Ce régime s'applique automatiquement, sans formalité particulière, dès lors que la SCI n'a pas opté pour l'impôt sur les sociétés (IS). En pratique, la grande majorité des SCI patrimoniales et familiales restent à l'IR, car ce régime s'adapte bien à la gestion et à la transmission d'un patrimoine immobilier détenu sur le long terme.
À noter : l'option pour l'IS est irrévocable. Une SCI qui choisit l'IS ne peut plus revenir à l'IR, sauf dans un délai de 5 exercices depuis la loi de finances pour 2019. Ce caractère quasi définitif impose une réflexion approfondie avant tout changement.
Les revenus générés par une SCI soumise à l'IR sont classés dans la catégorie des revenus fonciers lorsque la société perçoit des loyers issus de la location nue. Chaque associé intègre sa quote-part dans sa déclaration personnelle (formulaire 2044), puis cette somme est soumise au barème progressif de l'impôt sur le revenu.
En 2024, les tranches du barème s'échelonnent de 0 % à 45 %. Un associé dont le taux marginal d'imposition (TMI) atteint 30 % paiera donc 30 % d'impôt sur sa part de revenus fonciers. À cela s'ajoutent les prélèvements sociaux au taux global de 17,2 %, portant la charge fiscale totale à 47,2 % pour cette tranche.

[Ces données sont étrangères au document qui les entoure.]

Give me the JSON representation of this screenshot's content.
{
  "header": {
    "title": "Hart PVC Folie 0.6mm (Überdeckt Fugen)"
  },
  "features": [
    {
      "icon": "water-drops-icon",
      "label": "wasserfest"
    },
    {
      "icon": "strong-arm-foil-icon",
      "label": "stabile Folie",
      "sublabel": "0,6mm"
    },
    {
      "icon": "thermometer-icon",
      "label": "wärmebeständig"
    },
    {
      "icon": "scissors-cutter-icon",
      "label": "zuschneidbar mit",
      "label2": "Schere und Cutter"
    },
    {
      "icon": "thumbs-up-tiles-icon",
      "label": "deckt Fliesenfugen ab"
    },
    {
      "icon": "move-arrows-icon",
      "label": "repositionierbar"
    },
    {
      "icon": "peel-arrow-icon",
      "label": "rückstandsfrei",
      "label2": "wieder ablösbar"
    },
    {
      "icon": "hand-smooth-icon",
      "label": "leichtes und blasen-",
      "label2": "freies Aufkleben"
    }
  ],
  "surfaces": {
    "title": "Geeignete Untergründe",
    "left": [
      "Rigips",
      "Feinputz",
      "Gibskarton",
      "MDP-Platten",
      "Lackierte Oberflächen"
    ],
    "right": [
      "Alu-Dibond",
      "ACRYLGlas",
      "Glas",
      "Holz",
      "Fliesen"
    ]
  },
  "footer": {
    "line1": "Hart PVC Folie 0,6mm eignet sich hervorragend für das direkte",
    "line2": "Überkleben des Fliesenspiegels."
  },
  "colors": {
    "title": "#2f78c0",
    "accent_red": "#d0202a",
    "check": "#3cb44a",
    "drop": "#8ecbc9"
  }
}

Le régime réel foncier permet de déduire un certain nombre de charges du revenu brut :
| Charge déductible | Exemple concret | Plafond |
|---|---|---|
| Intérêts d'emprunt | Crédit immobilier pour l'achat du bien | Aucun plafond |
| Travaux d'entretien | Réfection de toiture, ravalement | Aucun plafond |
| Travaux d'amélioration | Installation d'un ascenseur | Aucun plafond (logement) |
| Frais de gestion | Honoraires de gestion locative | Forfait de 20 €/lot ou frais réels |
| Taxe foncière | Taxe annuelle sur le bien | Montant réel |
Lorsque les charges excèdent les loyers, la SCI génère un déficit foncier. Ce déficit est imputable sur le revenu global de chaque associé, dans la limite de 10 700 € par an (hors intérêts d'emprunt). Le surplus se reporte sur les revenus fonciers des 10 années suivantes.
Structurer la fiscalité d'une SCI nécessite une analyse précise de la situation patrimoniale de chaque associé.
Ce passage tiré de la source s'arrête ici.